Her comparison is especially apt. Like whole foods, essential oils are more expensive than synthetic–fragrance chemicals and less amenable to standardization — lavender from France yields a different oil than lavender from Bulgaria, for instance. Like wine, they reflect their connection to earth, sun, and rain, since their qualities may change slightly from year to year based on weather. Because essential oils are potent, fragrances derived from them can also cause allergic reactions — like sneezing or watery eyes — in people who are sensitive to fragrance.
Beyond the occasional mild allergic response, the effects of essential oils on health are overwhelmingly positive. Aromatherapists believe that essential oils impart healing as well as pleasure, and a number of scientific studies support this belief. In 2010, German researchers found the smell of jasmine was as effective as valium in relieving anxiety and promoting sleep among lab mice. Studies also indicate the positive effects of other fragrances: Lavender soothes anxiety; orange reduces stress; and peppermint oil can ease digestive troubles.
More and more research points to the clinical applications of aromatherapy, too. For instance, a 2007 study found that lavender aromatherapy helped reduce the need for opiate painkillers for patients undergoing bariatric surgery. A 2012 study showed that peppermint oil was more effective than antiemetic medications in quelling postsurgical nausea and vomiting. Aromatherapy can even help caregivers manage the demands of their jobs: A 2008 study showed that a topical application of lavender and clary sage reduced stress among intensive-care nurses.
Not surprisingly, research has also found that pleasant fragrances simply make us feel good. This makes perfect sense to Mandy Aftel, a Berkeley perfumer and author of Fragrant: The Secret Life of Scent. She sources essential oils from trusted purveyors across the world. When she settles into her workshop to blend and bottle her products, she can feel her spirits rise.
“I get very happy smelling these materials and being in contact with them,” Aftel says. “They lift my mood every time.”
As for me, I probably won’t be able to resist sticking my nose into my mother’s pouch as the scent of her perfume becomes fainter and fainter. But I’m no longer willing to buy a bottle of her perfume and dab the synthetic fragrance on my wrists. I can connect to my memories of her in other ways.

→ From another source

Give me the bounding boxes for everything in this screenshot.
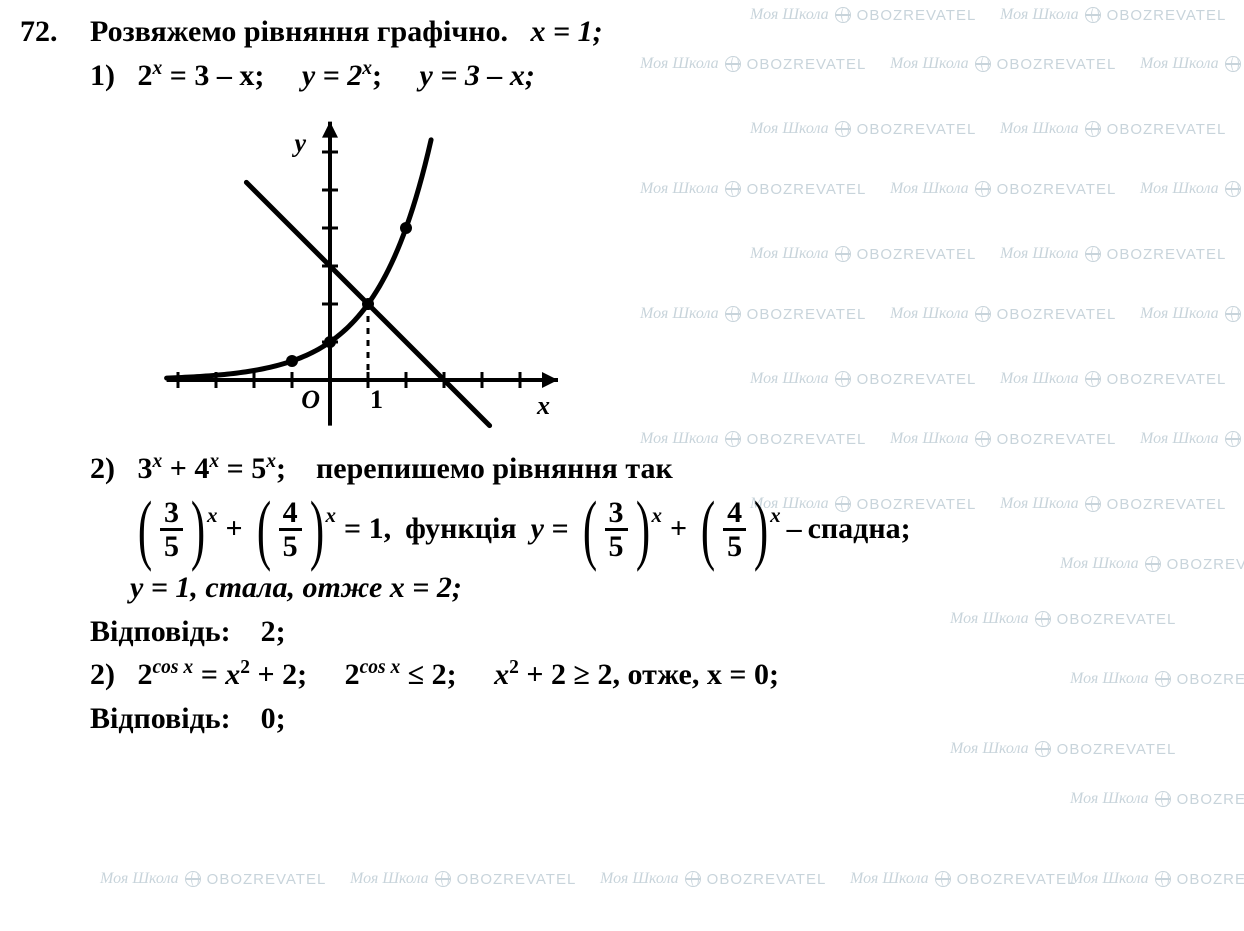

My mother was also a wonderful gardener and she had a hedge of star jasmine in our California backyard. I remember the fragrance blowing in through my bedroom window as I tossed in my childhood bed, fighting sleep. I don’t fight sleep anymore, but maybe now I can plant a hedge of my own near my room or bring home some jasmine essential oil — to evoke life with my first family and add more sweetness to the life I live now.
Photography by John Kuczala
5 Foundational Essential Oils
Safe and helpful uses for aromatic oils.
These essential oils are commonly deployed for therapeutic use. Unless you have a severe fragrance allergy, they can be wonderful to use around your home — just be sure to mix them with a neutral carrier oil, like jojoba or sweet almond oil, if you plan to apply them to your skin.
Jasmine: This floral essence, used in perfumes for centuries, has calming and aphrodisiac qualities.
Lavender: Perhaps the best-known herb for aromatherapeutic benefits, lavender has restorative and relaxing effects. Good for calming anxiety and promoting sleep.
Orange: The bright scent of orange essential oil can cheer and refresh.
Peppermint: Useful for alleviating fatigue, a whiff of peppermint oil can have a vitalizing, cooling effect.
Sandalwood: Part of many traditional spiritual rituals, the warm scent has a centering, grounding effect.